The vigilante: Anish Bhatt
Anish Bhatt is on a mission to out the fakers on social media.“I was seeing big celebrities, influencers, people with big followings not just wearing but showing off fake watches,” he says. “As someone who knows the effort it’s taken to buy certain pieces, and the achievement that represents to me as a collector, I find it offensive.” It was after seeing someone at a car event in St Moritz flexing a fake Tiffany Nautilus that he decided to act: he finds it particularly egregious if they can afford the real thing. “There are 170 of these Tiffany Patek Nautiluses that were made. And there are thousands of replicas in circulation. So if you have the relationship with Tiffany and are allocated a 5711 Tiffany at retail, you don’t want to be at a dinner table next to some guy wearing a fake telling everyone that it’s real.”
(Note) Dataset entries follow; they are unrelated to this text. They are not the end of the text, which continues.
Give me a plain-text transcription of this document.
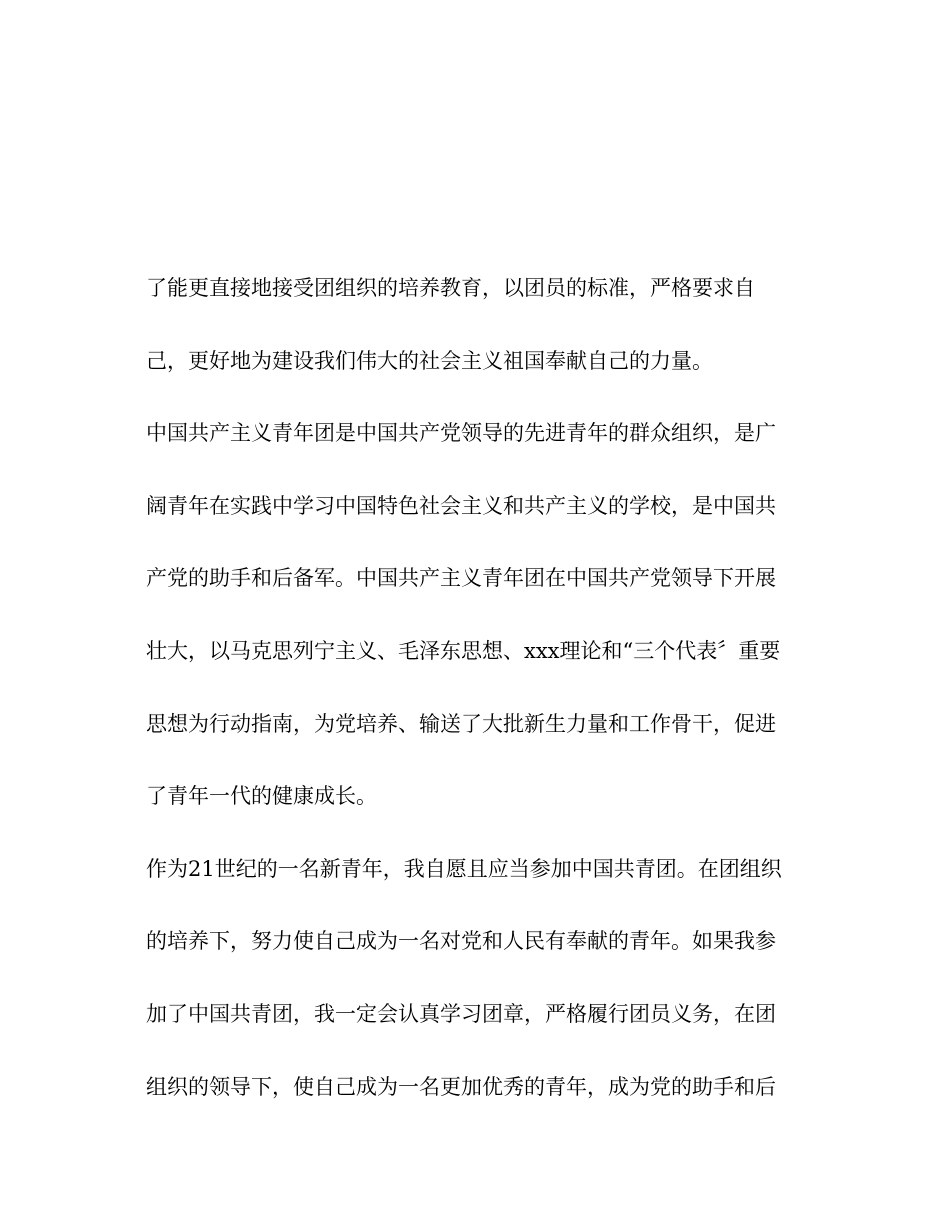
了能更直接地接受团组织的培养教育，以团员的标准，严格要求自
己，更好地为建设我们伟大的社会主义祖国奉献自己的力量。
中国共产主义青年团是中国共产党领导的先进青年的群众组织，是广
阔青年在实践中学习中国特色社会主义和共产主义的学校，是中国共
产党的助手和后备军。中国共产主义青年团在中国共产党领导下开展
壮大，以马克思列宁主义、毛泽东思想、xxx理论和“三个代表〞重要
思想为行动指南，为党培养、输送了大批新生力量和工作骨干，促进
了青年一代的健康成长。
作为21世纪的一名新青年，我自愿且应当参加中国共青团。在团组织
的培养下，努力使自己成为一名对党和人民有奉献的青年。如果我参
加了中国共青团，我一定会认真学习团章，严格履行团员义务，在团
组织的领导下，使自己成为一名更加优秀的青年，成为党的助手和后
For a while, Instagram blocked his account. “It was only when some very big watch brands, I won’t say who, wrote to Meta to say that what we’re doing is protecting the legitimate IP of products that they spent years developing that we were let back on again.”
When he is not calling out fakers, Bhatt peddles a world of exuberant consumption, in which he, as protagonist and flexer-in-chief, plays the role of a Lamborghini-loving, yacht-hopping, Cristal-chugging Virgil, guiding millions through the Inferno of horology hype. He started collecting watches in his mid-20s when he was working at an electronics store in Hammersmith by day and DJing at night. “At that time there wasn’t anyone my age or demographic whom I could talk to about watches. So I started a blog and then migrated to social media.” He was a pioneer during a halcyon age when the digital world was new. “When I joined, Instagram only had 25 million users,” he reminisces.
After more than a decade on the platform, he still believes “the audience on Instagram is the highest quality”, but he monitors TikTok too. “The trend recently on TikTok has been dealers on 47th Street doing live uncut videos of their negotiations. They’re getting, like, 500,000 views per video and a lot of interaction.”
Now 41, he feels his role has evolved beyond being a celebrity influencer. His company works with a number of brands on marketing and content provision. “Often in the watch industry we talk technical jargon that is indecipherable to anyone not in the club. It is an exclusive world that we are trying to make a little more inclusive.” He shrugs. “For instance, for Greubel Forsey we are working on a big project to present their technical prowess in a way that appeals to the sort of collectors who would appreciate the brand if only they could understand it a bit better. The more people take an interest in it, the better it is for all of us.”
Just don’t let him catch you wearing a fake Tiffany Nautilus.